Für Lagerung und Umschlag von Trockengütern dient künftig der im Bau befindliche General Cargo-Terminal, der der im- und exportierenden Kundschaft aller Branchen ab der zweiten Jahreshälfte eine Fläche von 20.000 qm bietet.

Seit acht Wochen ist das Containertrucking der NORDFROST kräftig angestiegen und die Speditionsleistungen der vor gut einem halben Jahr übernommenen Spedition Cornelssen werden mehr und mehr den Hafenaktivitäten angepasst. Das Geschäft mit Seefrachten hat sich ebenfalls sprunghaft entwickelt.

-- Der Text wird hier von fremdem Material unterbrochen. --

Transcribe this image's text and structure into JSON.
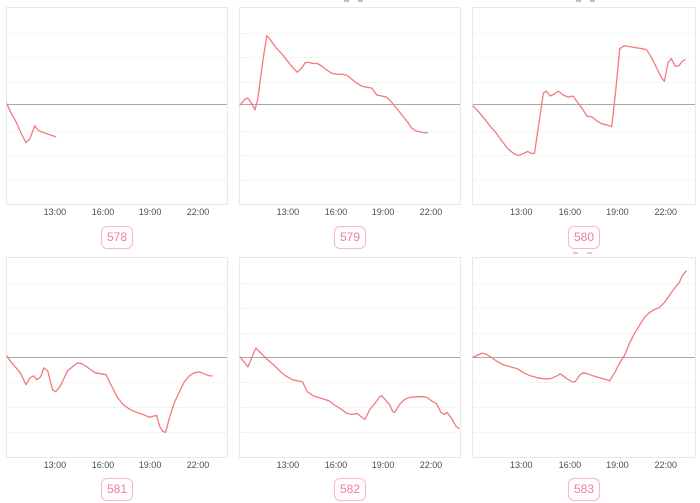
{
  "colors": {
    "line": "#f4797e",
    "baseline": "#a9a9a9",
    "gridline": "#ececec",
    "chart_border": "#e8e8e8",
    "tick_text": "#4d4d4d",
    "badge_text": "#ee7f9f",
    "badge_border": "#f7b8c7",
    "background": "#ffffff"
  },
  "chart_data": {
    "type": "line",
    "title": "",
    "xlabel": "",
    "ylabel": "",
    "x_ticks": [
      "13:00",
      "16:00",
      "19:00",
      "22:00"
    ],
    "x_tick_positions_pct": [
      22,
      43.7,
      64.9,
      86.5
    ],
    "grid": true,
    "legend_position": "none",
    "points_format": "percent of plot area, x: 0=left 100=right (approx 10:00 to 24:00), y: 0=top 100=bottom, baseline (zero/reference line) near 50",
    "charts": [
      {
        "label": "578",
        "baseline_pct": 49.2,
        "points": [
          [
            0,
            49
          ],
          [
            1.8,
            53.5
          ],
          [
            4.1,
            58
          ],
          [
            6.3,
            63.6
          ],
          [
            8.6,
            68.7
          ],
          [
            10.4,
            66.7
          ],
          [
            12.6,
            60.1
          ],
          [
            14.4,
            62.6
          ],
          [
            16.7,
            63.6
          ],
          [
            19.4,
            64.6
          ],
          [
            22.1,
            65.7
          ]
        ]
      },
      {
        "label": "579",
        "baseline_pct": 49.2,
        "points": [
          [
            0,
            49.5
          ],
          [
            2.3,
            46.5
          ],
          [
            3.6,
            46
          ],
          [
            5.4,
            49
          ],
          [
            6.8,
            52
          ],
          [
            8.1,
            46.5
          ],
          [
            10.4,
            26.8
          ],
          [
            12.2,
            14.1
          ],
          [
            13.5,
            15.7
          ],
          [
            15.3,
            18.7
          ],
          [
            17.1,
            21.2
          ],
          [
            18.9,
            23.2
          ],
          [
            20.7,
            25.8
          ],
          [
            22.5,
            28.3
          ],
          [
            24.3,
            30.8
          ],
          [
            26.1,
            32.8
          ],
          [
            27.9,
            30.8
          ],
          [
            29.7,
            27.8
          ],
          [
            31.5,
            27.8
          ],
          [
            33.3,
            28.3
          ],
          [
            35.1,
            28.3
          ],
          [
            37.4,
            29.8
          ],
          [
            39.6,
            31.8
          ],
          [
            41.9,
            33.3
          ],
          [
            44.1,
            33.8
          ],
          [
            46.4,
            33.8
          ],
          [
            48.6,
            34.3
          ],
          [
            50.9,
            36.4
          ],
          [
            53.2,
            38.4
          ],
          [
            55.4,
            39.9
          ],
          [
            57.7,
            40.4
          ],
          [
            59.9,
            40.9
          ],
          [
            62.2,
            44.4
          ],
          [
            64.4,
            44.9
          ],
          [
            66.7,
            45.5
          ],
          [
            68.5,
            47.5
          ],
          [
            70.3,
            50
          ],
          [
            72.5,
            53
          ],
          [
            74.3,
            55.6
          ],
          [
            76.1,
            58.1
          ],
          [
            77.9,
            61.1
          ],
          [
            79.7,
            62.6
          ],
          [
            81.5,
            63.1
          ],
          [
            83.3,
            63.6
          ],
          [
            85.1,
            63.6
          ]
        ]
      },
      {
        "label": "580",
        "baseline_pct": 49.2,
        "points": [
          [
            0,
            50
          ],
          [
            2.2,
            52.5
          ],
          [
            4.9,
            56.1
          ],
          [
            7.6,
            60.1
          ],
          [
            10.3,
            63.6
          ],
          [
            12.9,
            67.7
          ],
          [
            15.6,
            71.7
          ],
          [
            18.3,
            74.2
          ],
          [
            20.5,
            75.3
          ],
          [
            22.8,
            74.2
          ],
          [
            24.6,
            73.2
          ],
          [
            26.3,
            74.2
          ],
          [
            27.7,
            74.2
          ],
          [
            29.9,
            57.1
          ],
          [
            31.7,
            43.4
          ],
          [
            33,
            42.4
          ],
          [
            34.8,
            44.9
          ],
          [
            36.6,
            43.9
          ],
          [
            38.4,
            42.4
          ],
          [
            40.6,
            44.4
          ],
          [
            42.9,
            45.5
          ],
          [
            45.1,
            44.9
          ],
          [
            47.3,
            48.5
          ],
          [
            49.6,
            52
          ],
          [
            51.3,
            55.1
          ],
          [
            53.6,
            55.6
          ],
          [
            55.8,
            57.6
          ],
          [
            58,
            59.1
          ],
          [
            60.3,
            59.6
          ],
          [
            62.5,
            60.6
          ],
          [
            64.3,
            41.9
          ],
          [
            66.1,
            20.7
          ],
          [
            68.3,
            19.2
          ],
          [
            70.5,
            19.7
          ],
          [
            73.2,
            20.2
          ],
          [
            75.9,
            20.7
          ],
          [
            78.1,
            21.2
          ],
          [
            80.4,
            25.3
          ],
          [
            82.6,
            30.3
          ],
          [
            84.8,
            35.4
          ],
          [
            86.2,
            37.4
          ],
          [
            87.9,
            27.8
          ],
          [
            89.3,
            25.8
          ],
          [
            91.1,
            29.8
          ],
          [
            92.9,
            29.3
          ],
          [
            94.2,
            27.3
          ],
          [
            95.5,
            26.3
          ]
        ]
      },
      {
        "label": "581",
        "baseline_pct": 49.8,
        "points": [
          [
            0,
            49.3
          ],
          [
            1.8,
            52.2
          ],
          [
            4.1,
            55.2
          ],
          [
            6.3,
            58.2
          ],
          [
            8.6,
            63.7
          ],
          [
            10.4,
            60.2
          ],
          [
            12.2,
            59.2
          ],
          [
            13.5,
            61.2
          ],
          [
            15.3,
            59.7
          ],
          [
            16.7,
            55.2
          ],
          [
            18.5,
            56.7
          ],
          [
            20.7,
            66.2
          ],
          [
            22.1,
            67.2
          ],
          [
            24.3,
            64.2
          ],
          [
            27.5,
            56.7
          ],
          [
            29.7,
            54.7
          ],
          [
            32,
            52.7
          ],
          [
            34.2,
            53.2
          ],
          [
            36.9,
            55.2
          ],
          [
            40.1,
            57.7
          ],
          [
            42.8,
            58.2
          ],
          [
            45,
            58.7
          ],
          [
            46.8,
            62.7
          ],
          [
            50,
            69.7
          ],
          [
            52.7,
            73.6
          ],
          [
            55.9,
            76.1
          ],
          [
            59,
            77.6
          ],
          [
            61.7,
            78.6
          ],
          [
            64.9,
            80.1
          ],
          [
            66.2,
            79.6
          ],
          [
            68,
            79.1
          ],
          [
            69.4,
            84.6
          ],
          [
            70.7,
            87.1
          ],
          [
            72.1,
            87.6
          ],
          [
            73.9,
            80.1
          ],
          [
            76.1,
            72.6
          ],
          [
            78.4,
            67.2
          ],
          [
            80.6,
            62.2
          ],
          [
            82.9,
            59.2
          ],
          [
            85.1,
            57.7
          ],
          [
            87.4,
            57.2
          ],
          [
            89.6,
            58.2
          ],
          [
            91.9,
            59.2
          ],
          [
            93.2,
            59.2
          ]
        ]
      },
      {
        "label": "582",
        "baseline_pct": 49.8,
        "points": [
          [
            0,
            49.8
          ],
          [
            1.8,
            52.2
          ],
          [
            3.6,
            54.7
          ],
          [
            5.4,
            49.8
          ],
          [
            7.2,
            45.3
          ],
          [
            8.6,
            46.8
          ],
          [
            10.4,
            48.8
          ],
          [
            12.6,
            51.2
          ],
          [
            15.3,
            53.7
          ],
          [
            18.5,
            57.2
          ],
          [
            20.7,
            59.2
          ],
          [
            23.9,
            61.2
          ],
          [
            26.1,
            61.7
          ],
          [
            28.4,
            62.2
          ],
          [
            30.6,
            67.2
          ],
          [
            33.3,
            69.2
          ],
          [
            35.6,
            70.1
          ],
          [
            38.7,
            71.1
          ],
          [
            41,
            72.1
          ],
          [
            43.2,
            74.1
          ],
          [
            45.5,
            75.6
          ],
          [
            48.6,
            78.1
          ],
          [
            50.9,
            78.6
          ],
          [
            53.2,
            78.1
          ],
          [
            55.4,
            80.1
          ],
          [
            56.8,
            81.1
          ],
          [
            59,
            76.1
          ],
          [
            61.3,
            73.1
          ],
          [
            63.5,
            69.7
          ],
          [
            64.4,
            69.2
          ],
          [
            66.7,
            72.1
          ],
          [
            68,
            73.6
          ],
          [
            69.4,
            77.1
          ],
          [
            70.3,
            77.6
          ],
          [
            72.5,
            73.6
          ],
          [
            74.8,
            71.1
          ],
          [
            77,
            70.1
          ],
          [
            80.2,
            69.7
          ],
          [
            82.9,
            69.7
          ],
          [
            85.1,
            70.1
          ],
          [
            87.4,
            72.1
          ],
          [
            89.2,
            73.1
          ],
          [
            91.4,
            77.6
          ],
          [
            92.8,
            78.6
          ],
          [
            94.1,
            77.6
          ],
          [
            95.9,
            80.1
          ],
          [
            98.2,
            84.6
          ],
          [
            99.5,
            85.6
          ]
        ]
      },
      {
        "label": "583",
        "baseline_pct": 49.8,
        "points": [
          [
            0,
            49.8
          ],
          [
            2.2,
            48.8
          ],
          [
            4,
            47.8
          ],
          [
            5.8,
            48.3
          ],
          [
            8,
            49.8
          ],
          [
            11.2,
            52.2
          ],
          [
            13.8,
            53.7
          ],
          [
            17,
            54.7
          ],
          [
            20.1,
            55.7
          ],
          [
            22.8,
            57.7
          ],
          [
            25.9,
            59.2
          ],
          [
            29,
            60.2
          ],
          [
            31.7,
            60.7
          ],
          [
            34.8,
            60.7
          ],
          [
            37.9,
            59.2
          ],
          [
            39.3,
            58.2
          ],
          [
            42.4,
            60.7
          ],
          [
            44.6,
            62.2
          ],
          [
            46,
            62.2
          ],
          [
            48.2,
            58.7
          ],
          [
            49.6,
            57.7
          ],
          [
            51.8,
            58.2
          ],
          [
            54,
            59.2
          ],
          [
            57.1,
            60.2
          ],
          [
            60.3,
            61.2
          ],
          [
            61.6,
            61.7
          ],
          [
            63.8,
            57.7
          ],
          [
            66.1,
            52.7
          ],
          [
            68.3,
            48.8
          ],
          [
            70.5,
            42.8
          ],
          [
            72.8,
            37.8
          ],
          [
            75,
            33.8
          ],
          [
            77.2,
            29.9
          ],
          [
            79.5,
            27.4
          ],
          [
            81.7,
            25.9
          ],
          [
            83.9,
            24.9
          ],
          [
            86.2,
            22.4
          ],
          [
            88.4,
            18.9
          ],
          [
            90.6,
            15.4
          ],
          [
            92.9,
            12.4
          ],
          [
            94.2,
            9
          ],
          [
            96,
            6.5
          ]
        ]
      }
    ]
  }
}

Im General Cargo Bereich befinden sich die Pläne für die Entwicklung des Hafens, inklusive der Bahnanbindung des 32 ha großen Grundstücks der NORDFROST, unter Volldampf. Am NORDFROST Seehafen-Terminal sind derzeit rd. 130 Mitarbeiter beschäftigt. Bis Ende 2019 ist ein Anstieg auf rd. 500 Beschäftigte geplant.